JPH0821933A - Optical fiber - Google Patents

Abstract

PURPOSE:To obtain an optical fiber having no pinholes in a coating layer, little transmission loss, excellent physical characteristics against tension or bending of the coating layer, and little transmission loss at a low temp. by forming a coating layer comprising a specified syndiotactic polypropylene. CONSTITUTION:The optical fiber has a coating layer comprising such a syndiotactic polypropylene(s-PP) having >=0.7 fraction of syndiotactic pendants and MFR(melt flow rate) in the range from 0.1 to 20g/10min. If s-PP has <=0.7 fraction of syndiotactic pendants, it has a low melting point and lower flexibility and toughness. If s-PP has >20g/10min MFR, it has too high fluidity at a high temp., and if s-PP has <0.1g/10min MFR, its fluidity is too small to cause problems in the workability. The coating layer is not specified as far as it is formed on an optical fiber, and for example, the layer is a primary layer or a jacket.

Description

Detailed Description of the Invention

[0001]

BACKGROUND OF THE INVENTION 1. Field of the Invention The present invention relates to an optical fiber, and more particularly to an optical fiber having a coating layer made of syndiotactic polypropylene and having a low transmission loss, particularly at low temperature.

[0002]

2. Description of the Related Art Optical fibers are used during manufacture, transportation, installation, storage, etc.
Scratches, cracks, dents, etc. are likely to occur due to mechanical external forces such as bending and deformation. In order to protect the optical fiber from this mechanical external force, for example, a jacket made of resin is provided immediately above the cladding layer or via the primary layer or the like. Ultraviolet (UV) curable epoxy acrylate resin and thermosetting silicone resin are known as the primary layer, and polyamide resin is known as the jacket (secondary coating layer). However, in the primary layer, pinholes are likely to occur during curing, and if pinholes are mixed in the primary layer, the tightening force on the optical fiber becomes uneven, and the optical fiber becomes distorted. Therefore, there is a problem that transmission loss increases. Further, the jacket contracts when cooled to a low temperature to bend the optical fiber strand, resulting in an increase in loss, or being rigid and having a physical property against pulling or bending.

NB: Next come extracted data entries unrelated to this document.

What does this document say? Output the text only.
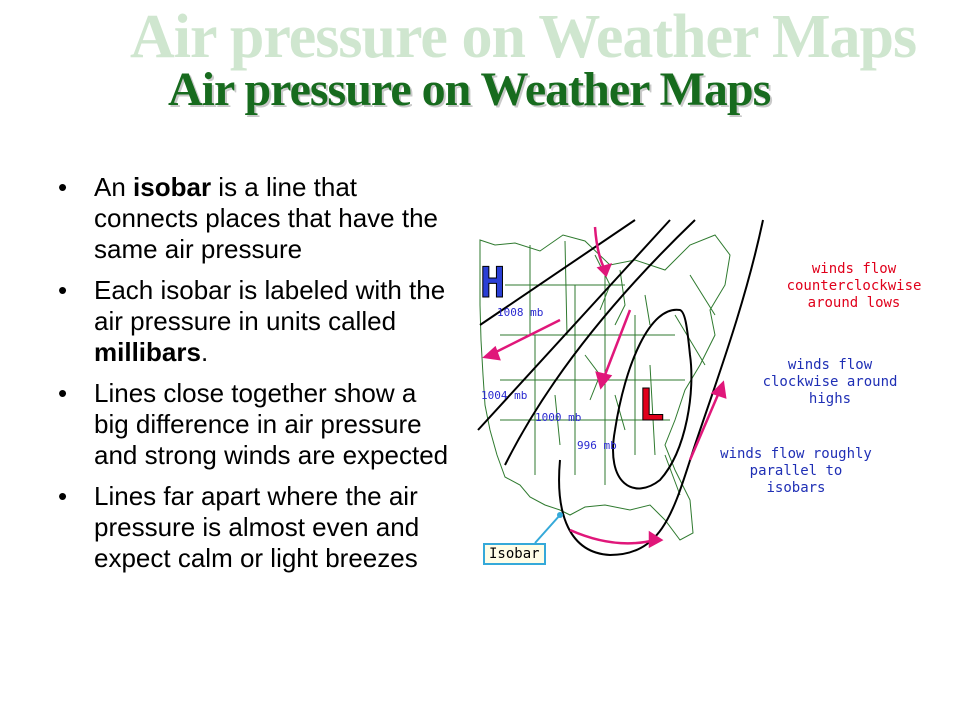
Air pressure on Weather Maps
Air pressure on Weather Maps
• An isobar is a line that connects places that have the same air pressure
• Each isobar is labeled with the air pressure in units called millibars.
• Lines close together show a big difference in air pressure and strong winds are expected
• Lines far apart where the air pressure is almost even and expect calm or light breezes
H
L
1008 mb
1004 mb
1000 mb
996 mb
winds flow counterclockwise around lows
winds flow clockwise around highs
winds flow roughly parallel to isobars
Isobar
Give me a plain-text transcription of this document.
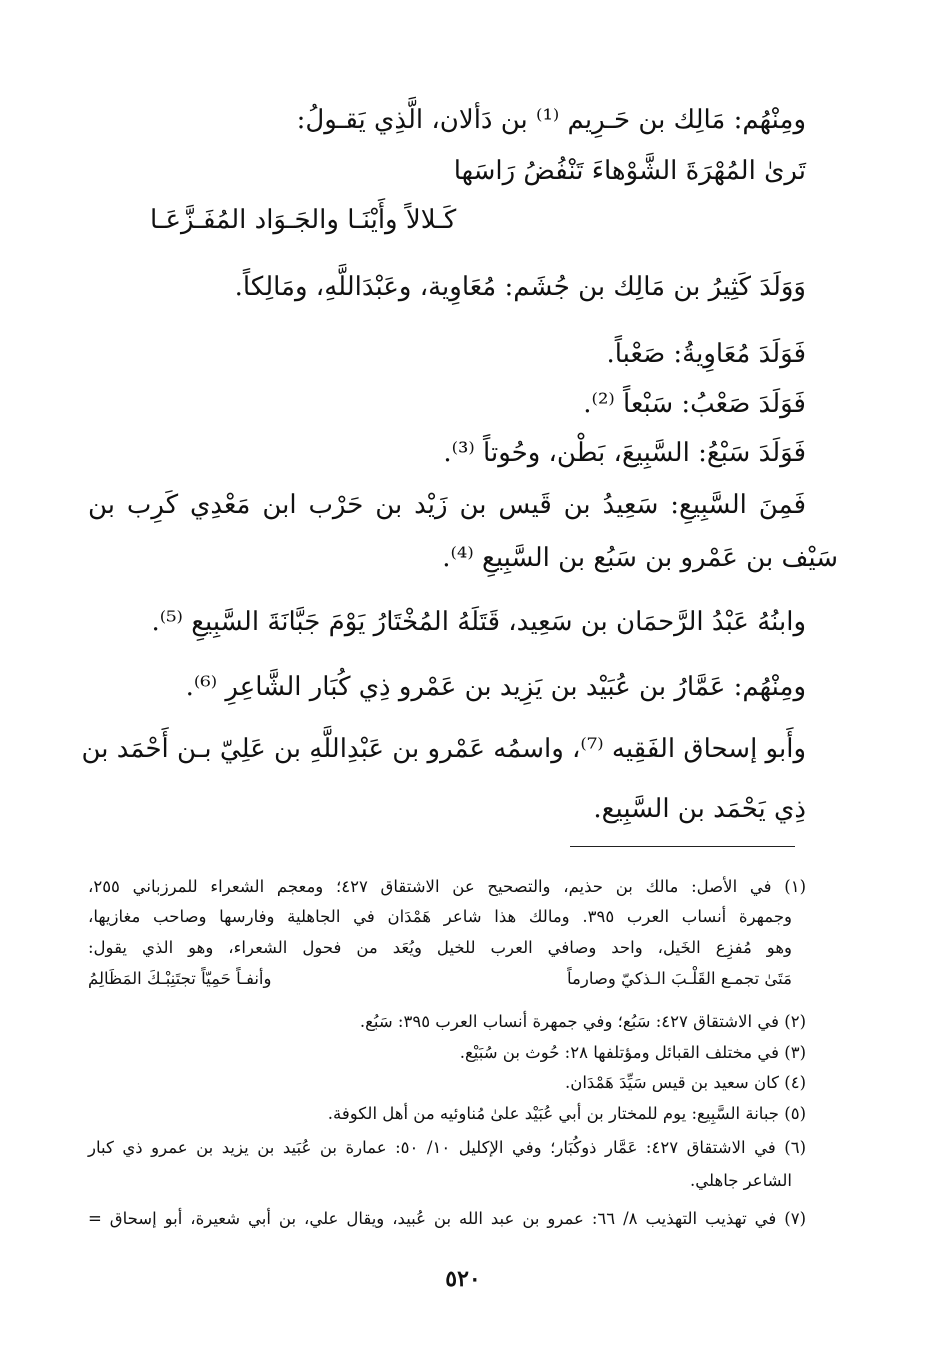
ومِنْهُم: مَالِك بن حَـرِيم ⁽¹⁾ بن دَألان، الَّذِي يَقـولُ:
تَرىٰ المُهْرَةَ الشَّوْهاءَ تَنْفُضُ رَاسَها
كَـلالاً وأَيْنَـا والجَـوَاد المُفَـزَّعَـا
وَوَلَدَ كَثِيرُ بن مَالِك بن جُشَم: مُعَاوِية، وعَبْدَاللَّهِ، ومَالِكاً.
فَوَلَدَ مُعَاوِيةُ: صَعْباً.
فَوَلَدَ صَعْبُ: سَبْعاً ⁽²⁾.
فَوَلَدَ سَبْعُ: السَّبِيعَ، بَطْن، وحُوتاً ⁽³⁾.
فَمِنَ السَّبِيعِ: سَعِيدُ بن قَيس بن زَيْد بن حَرْب ابن مَعْدِي كَرِب بن
سَيْف بن عَمْرو بن سَبُع بن السَّبِيعِ ⁽⁴⁾.
وابنُهُ عَبْدُ الرَّحمَان بن سَعِيد، قَتَلَهُ المُخْتَارُ يَوْمَ جَبَّانَةَ السَّبِيعِ ⁽⁵⁾.
ومِنْهُم: عَمَّارُ بن عُبَيْد بن يَزِيد بن عَمْرو ذِي كُبَار الشَّاعِرِ ⁽⁶⁾.
وأَبو إسحاق الفَقِيه ⁽⁷⁾، واسمُه عَمْرو بن عَبْدِاللَّهِ بن عَلِيّ بـن أَحْمَد بن
ذِي يَحْمَد بن السَّبِيع.
(١) في الأصل: مالك بن حذيم، والتصحيح عن الاشتقاق ٤٢٧؛ ومعجم الشعراء للمرزباني ٢٥٥،
وجمهرة أنساب العرب ٣٩٥. ومالك هذا شاعر هَمْدَان في الجاهلية وفارسها وصاحب مغازيها،
وهو مُفزِع الخَيل، واحد وصافي العرب للخيل ويُعَد من فحول الشعراء، وهو الذي يقول:
مَتَىٰ تجمـع القَلْـبَ الـذكيّ وصارماً
وأنفـاً حَمِيّاً تجتَنِبْـكَ المَظَالِمُ
(٢) في الاشتقاق ٤٢٧: سَبُع؛ وفي جمهرة أنساب العرب ٣٩٥: سَبُع.
(٣) في مختلف القبائل ومؤتلفها ٢٨: حُوث بن سُبَيْع.
(٤) كان سعيد بن قيس سَيِّدَ هَمْدَان.
(٥) جبانة السَّبِيع: يوم للمختار بن أبي عُبَيْد علىٰ مُناوئيه من أهل الكوفة.
(٦) في الاشتقاق ٤٢٧: عَمَّار ذوكُبَار؛ وفي الإكليل ١٠/ ٥٠: عمارة بن عُبَيد بن يزيد بن عمرو ذي كبار
الشاعر جاهلي.
(٧) في تهذيب التهذيب ٨/ ٦٦: عمرو بن عبد الله بن عُبيد، ويقال علي، بن أبي شعيرة، أبو إسحاق =
٥٢٠
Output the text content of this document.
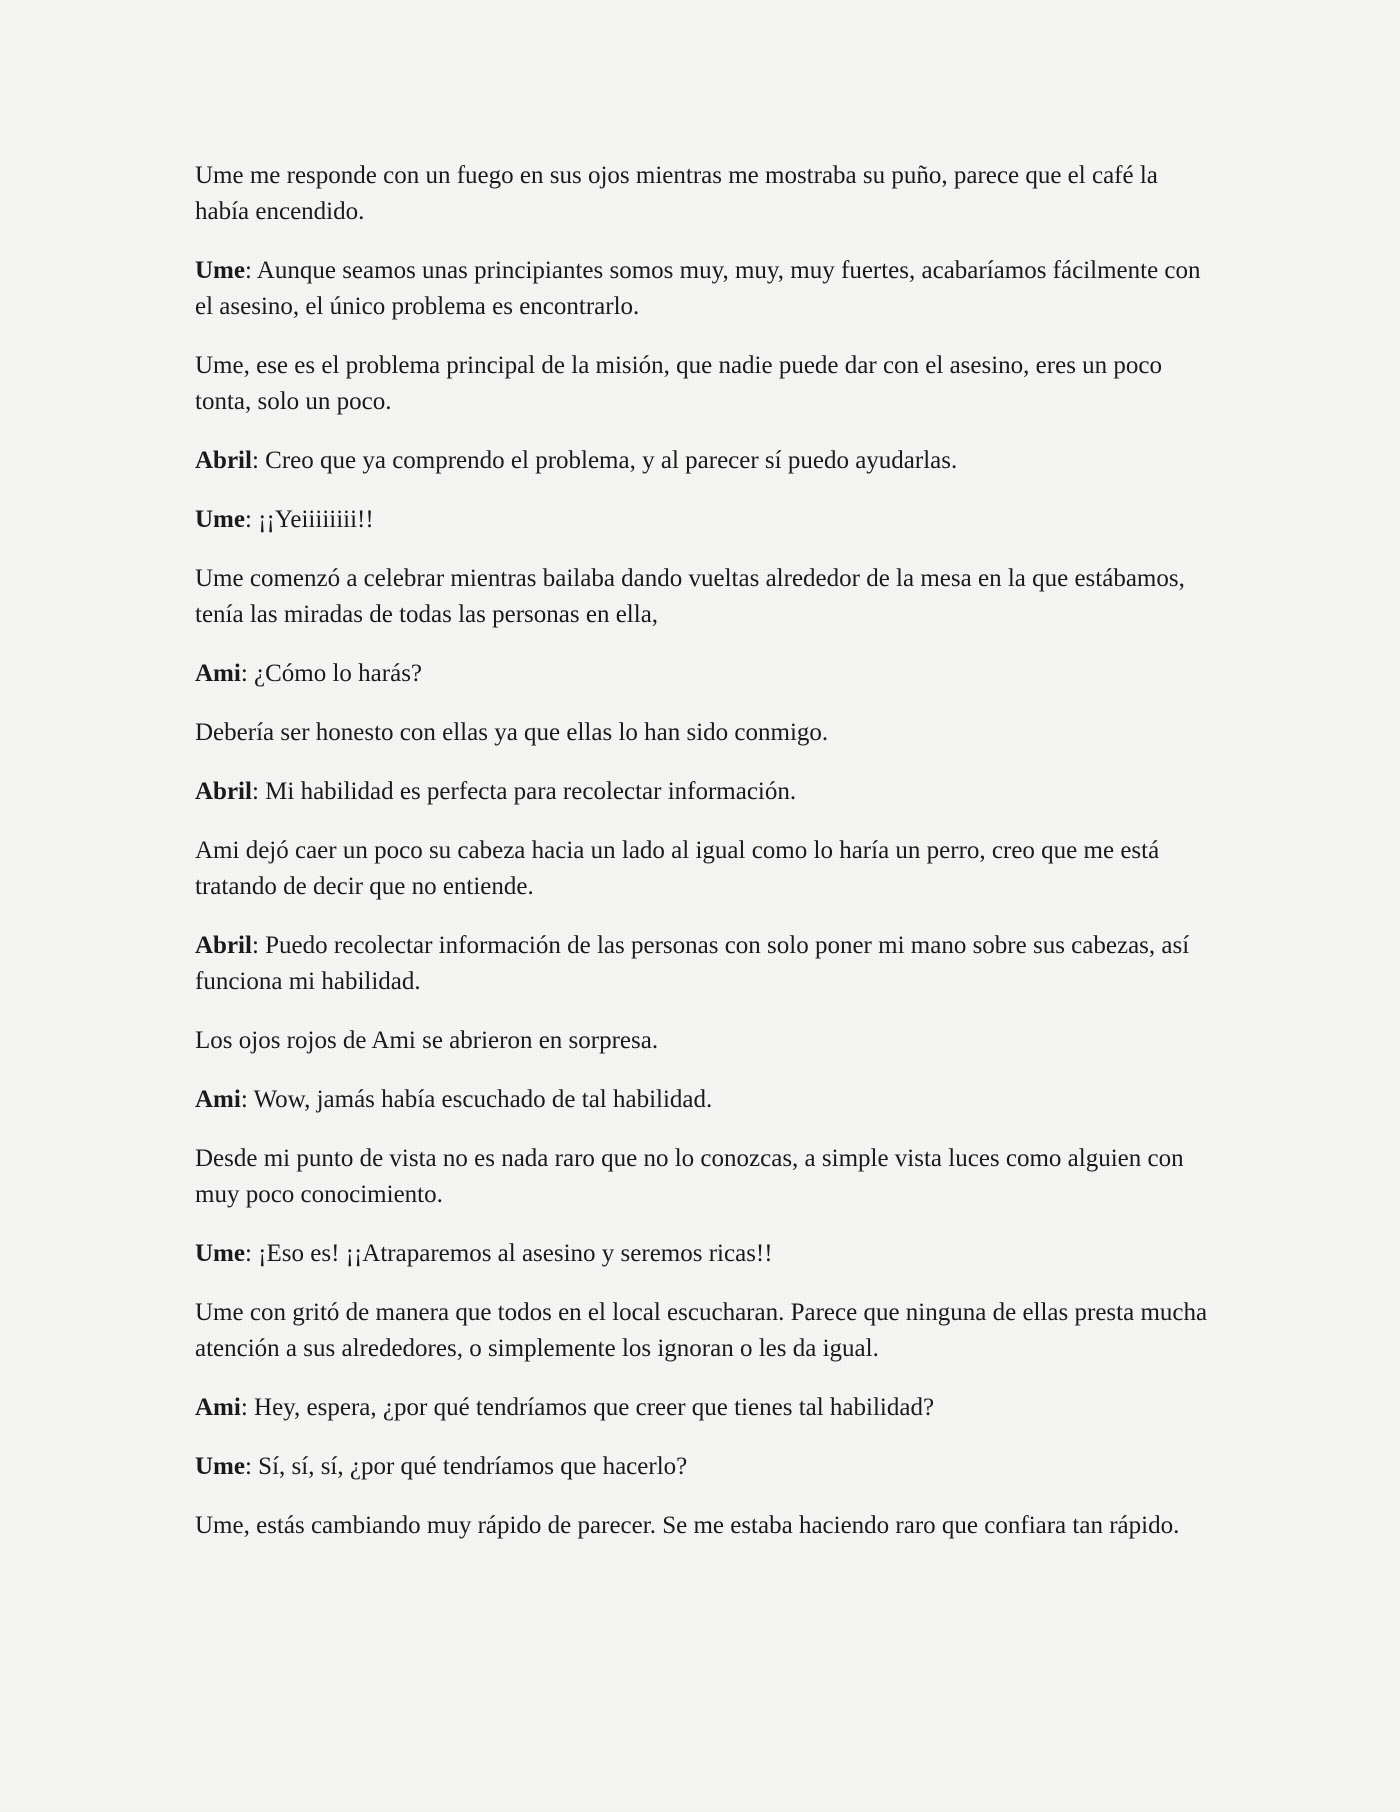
Ume me responde con un fuego en sus ojos mientras me mostraba su puño, parece que el café la había encendido.

Ume: Aunque seamos unas principiantes somos muy, muy, muy fuertes, acabaríamos fácilmente con el asesino, el único problema es encontrarlo.

Ume, ese es el problema principal de la misión, que nadie puede dar con el asesino, eres un poco tonta, solo un poco.

Abril: Creo que ya comprendo el problema, y al parecer sí puedo ayudarlas.

Ume: ¡¡Yeiiiiiiii!!

Ume comenzó a celebrar mientras bailaba dando vueltas alrededor de la mesa en la que estábamos, tenía las miradas de todas las personas en ella,

Ami: ¿Cómo lo harás?

Debería ser honesto con ellas ya que ellas lo han sido conmigo.

Abril: Mi habilidad es perfecta para recolectar información.

Ami dejó caer un poco su cabeza hacia un lado al igual como lo haría un perro, creo que me está tratando de decir que no entiende.

Abril: Puedo recolectar información de las personas con solo poner mi mano sobre sus cabezas, así funciona mi habilidad.

Los ojos rojos de Ami se abrieron en sorpresa.

Ami: Wow, jamás había escuchado de tal habilidad.

Desde mi punto de vista no es nada raro que no lo conozcas, a simple vista luces como alguien con muy poco conocimiento.

Ume: ¡Eso es! ¡¡Atraparemos al asesino y seremos ricas!!

Ume con gritó de manera que todos en el local escucharan. Parece que ninguna de ellas presta mucha atención a sus alrededores, o simplemente los ignoran o les da igual.

Ami: Hey, espera, ¿por qué tendríamos que creer que tienes tal habilidad?

Ume: Sí, sí, sí, ¿por qué tendríamos que hacerlo?

Ume, estás cambiando muy rápido de parecer. Se me estaba haciendo raro que confiara tan rápido.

The object of the present invention is to solve the above-mentioned problems, to provide a coating layer with no pinholes, to reduce transmission loss, and to provide the coating layer with excellent physical properties against pulling, bending, etc. An object is to provide an optical fiber with low loss.

[0004]

As a result of studies on various polymers suitable for forming the primary layer and the jacket of the above-mentioned optical fiber, the present inventors have found that the specific syndiotactic polypropylene does not require curing when forming the coating layer. The present invention has been completed based on the finding that no pinholes are generated, and that it has both flexibility and toughness, specifically, it has excellent tensile rupture strength and tensile shear strength.

The above object is to achieve the optical fiber of the present invention, namely,
This is achieved by an optical fiber having a coating layer made of syndiotactic polypropylene having a syndiotactic pentad fraction of 0.7 or more and an MFR of 0.1 to 20 g / 10 min.

The s-PP used in the present invention is a concept including not only a homopolymer of polypropylene having a syndiotactic structure but also a copolymer of propylene and other olefins. In the following description, , S-PP including the copolymer. In the present invention, homopolymer s-PP is preferred.

The preferred molecular weight of s-PP used in the present invention is 3,000 to 400,000, more preferably 10,000 to 200,000.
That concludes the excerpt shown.